There are also a number of jackets that have been made specifically to be safe in a car seat, including the Buckle Me Baby line of coats. These coats were designed with a side zipper so the car seat harness can be tightened snugly and then the coat folds over the harness and zips up on the side. These coats come in a variety of colors and sizes.
A hooded car seat poncho is another coat alternative that will safely keep kids warm on car rides. Made of plush fabric and fashioned with a hood, the Birdy Boutique Car Seat Poncho is like a wearable blanket that drapes over top of the car seat harness to keep out the chill once the child is all strapped in.
For littler babies, check out car seat covers, which stretch over the entire car seat (or baby carrier) and feature a soft lining that keeps baby snuggly warm. This one from reliable baby gear brand Skip Hop looks as cozy as can be.
Or get your baby accustomed early to riding in style with a 7am Enfant Car Seat Cocoon Cover, complete with chic faux fur lining the area where baby’s face peeks out.
No matter what option you choose for keeping your little one warm, keep this important safety tip in mind this winter, and share it with other parents and friends. A little discomfort from the cold is worth it when it can mean the difference between life and death.
Looking for other car seat safety tips? Here’s a quick roundup of guidelines to follow if you want to keep your little ones safe:
1. Expensive Car Seats Aren’t Always Safer
One set of parents, who are both paramedics, posted on Facebook about the importance of not only finding the right seat, but securing the kids properly.
“In our experience, the biggest difference between a child’s safety hasn’t been if they were in the $600 car seat or the $200 one. It’s been about those straps,” wrote the Australian mom on her page Project Hot Mess.
2. Make Sure Seats Are Facing the Correct Way
Do not be in a rush to turn those rear-facing seats the other way, according to experts. A child should stay in a rear-facing position until they are 2 years old or have reached the rear-facing height or weight limit of the car seat. It’s strongly recommended that children remain rear-facing until at least 2 years of age. Convertible seats typically allow parents make the switch earlier, though you’re advised to resist the urge.
3. Is My Child Old Enough to Graduate to a Booster Seat?

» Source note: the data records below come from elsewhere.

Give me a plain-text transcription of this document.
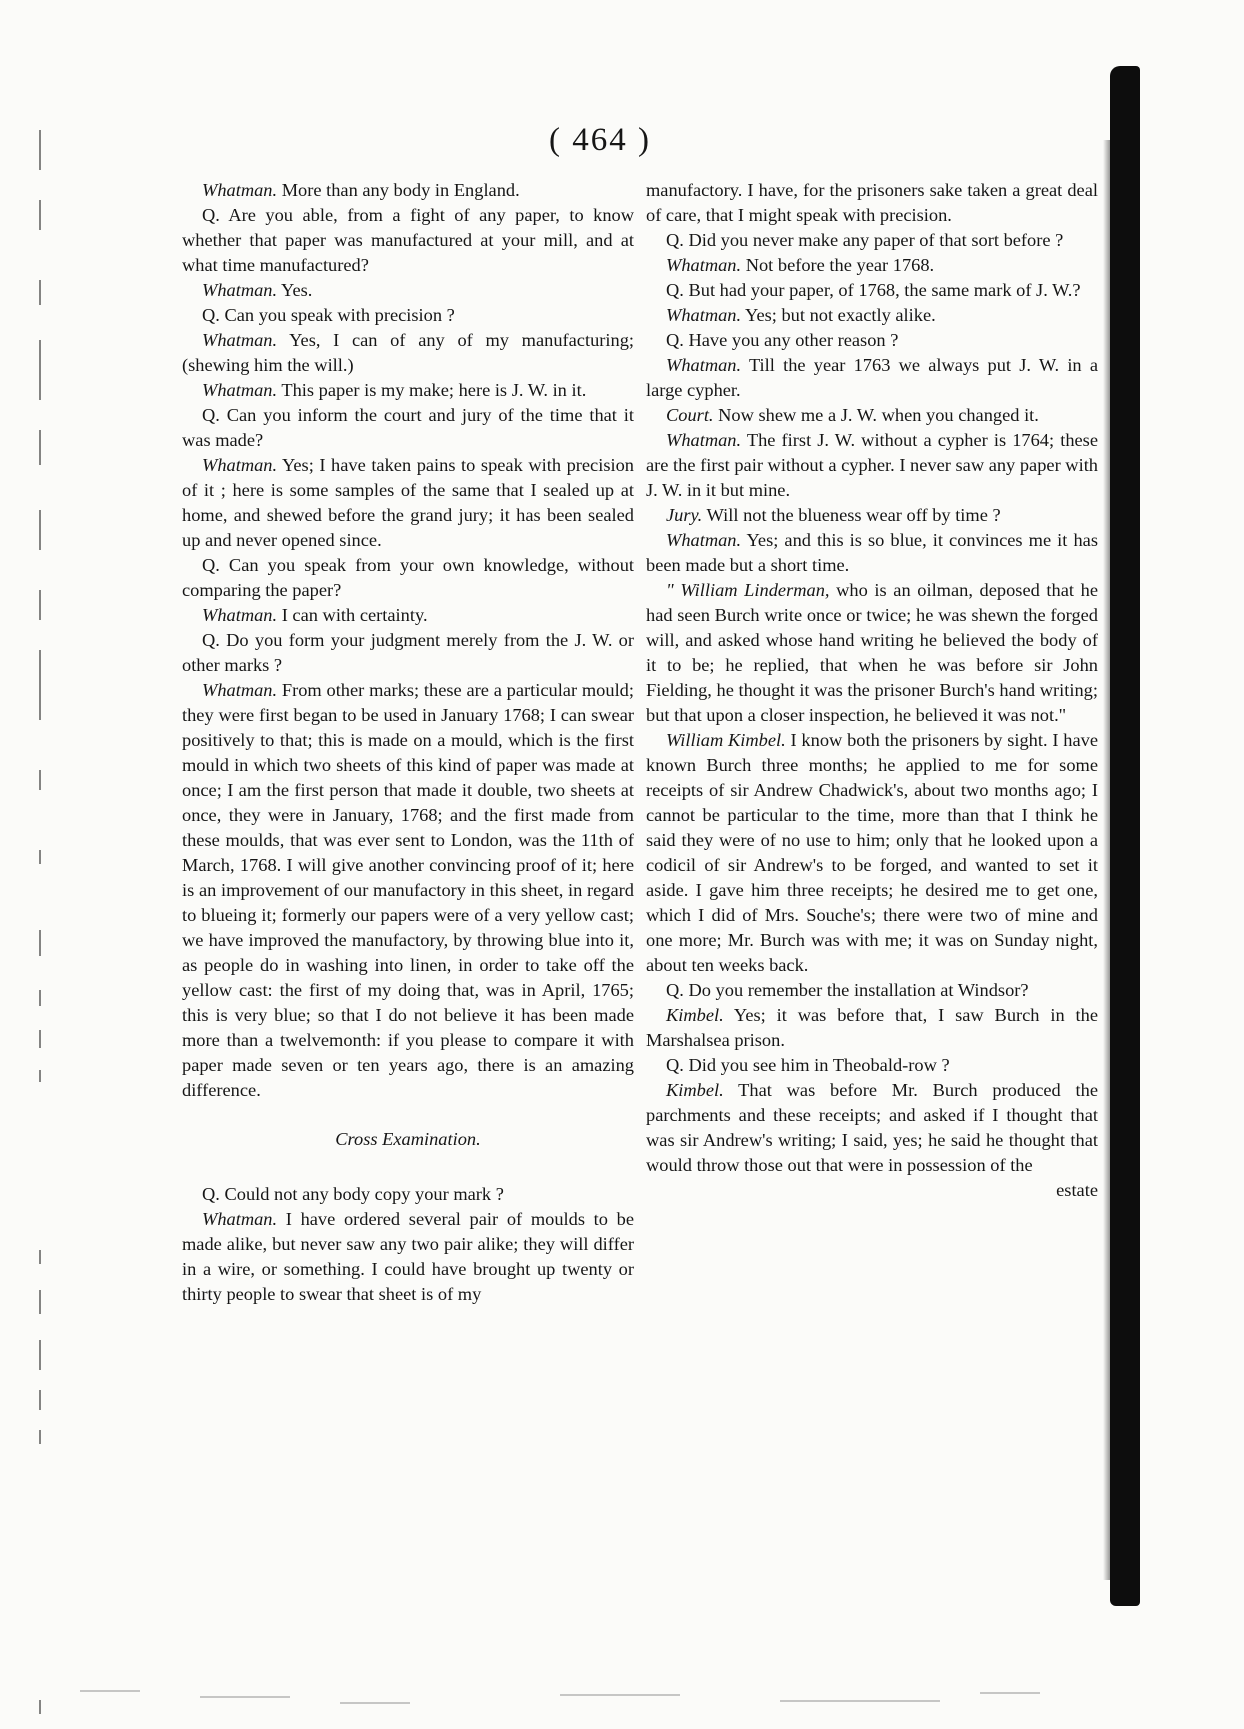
( 464 )

Whatman. More than any body in England.

Q. Are you able, from a fight of any paper, to know whether that paper was manufactured at your mill, and at what time manufactured?

Whatman. Yes.

Q. Can you speak with precision ?

Whatman. Yes, I can of any of my manufacturing; (shewing him the will.)

Whatman. This paper is my make; here is J. W. in it.

Q. Can you inform the court and jury of the time that it was made?

Whatman. Yes; I have taken pains to speak with precision of it ; here is some samples of the same that I sealed up at home, and shewed before the grand jury; it has been sealed up and never opened since.

Q. Can you speak from your own knowledge, without comparing the paper?

Whatman. I can with certainty.

Q. Do you form your judgment merely from the J. W. or other marks ?

Whatman. From other marks; these are a particular mould; they were first began to be used in January 1768; I can swear positively to that; this is made on a mould, which is the first mould in which two sheets of this kind of paper was made at once; I am the first person that made it double, two sheets at once, they were in January, 1768; and the first made from these moulds, that was ever sent to London, was the 11th of March, 1768. I will give another convincing proof of it; here is an improvement of our manufactory in this sheet, in regard to blueing it; formerly our papers were of a very yellow cast; we have improved the manufactory, by throwing blue into it, as people do in washing into linen, in order to take off the yellow cast: the first of my doing that, was in April, 1765; this is very blue; so that I do not believe it has been made more than a twelvemonth: if you please to compare it with paper made seven or ten years ago, there is an amazing difference.

Cross Examination.

Q. Could not any body copy your mark ?

Whatman. I have ordered several pair of moulds to be made alike, but never saw any two pair alike; they will differ in a wire, or something. I could have brought up twenty or thirty people to swear that sheet is of my

manufactory. I have, for the prisoners sake taken a great deal of care, that I might speak with precision.

Q. Did you never make any paper of that sort before ?

Whatman. Not before the year 1768.

Q. But had your paper, of 1768, the same mark of J. W.?

Whatman. Yes; but not exactly alike.

Q. Have you any other reason ?

Whatman. Till the year 1763 we always put J. W. in a large cypher.

Court. Now shew me a J. W. when you changed it.

Whatman. The first J. W. without a cypher is 1764; these are the first pair without a cypher. I never saw any paper with J. W. in it but mine.

Jury. Will not the blueness wear off by time ?

Whatman. Yes; and this is so blue, it convinces me it has been made but a short time.

" William Linderman, who is an oilman, deposed that he had seen Burch write once or twice; he was shewn the forged will, and asked whose hand writing he believed the body of it to be; he replied, that when he was before sir John Fielding, he thought it was the prisoner Burch's hand writing; but that upon a closer inspection, he believed it was not."

William Kimbel. I know both the prisoners by sight. I have known Burch three months; he applied to me for some receipts of sir Andrew Chadwick's, about two months ago; I cannot be particular to the time, more than that I think he said they were of no use to him; only that he looked upon a codicil of sir Andrew's to be forged, and wanted to set it aside. I gave him three receipts; he desired me to get one, which I did of Mrs. Souche's; there were two of mine and one more; Mr. Burch was with me; it was on Sunday night, about ten weeks back.

Q. Do you remember the installation at Windsor?

Kimbel. Yes; it was before that, I saw Burch in the Marshalsea prison.

Q. Did you see him in Theobald-row ?

Kimbel. That was before Mr. Burch produced the parchments and these receipts; and asked if I thought that was sir Andrew's writing; I said, yes; he said he thought that would throw those out that were in possession of the

estate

Your child may be getting older, but that doesn’t necessarily mean it’s time to get out of a car seat and into a booster seat. Age is not the determining factor of when to graduate into a booster seat.
The American Academy or Pediatrics recommends following two guidelines when considering a booster seat for children ages 8 to 12:
- Shoulder belt firmly in the middle of the shoulder
- Lap belt low on the thighs
Remember, no matter the seat, following the manufacturer’s instructions is key!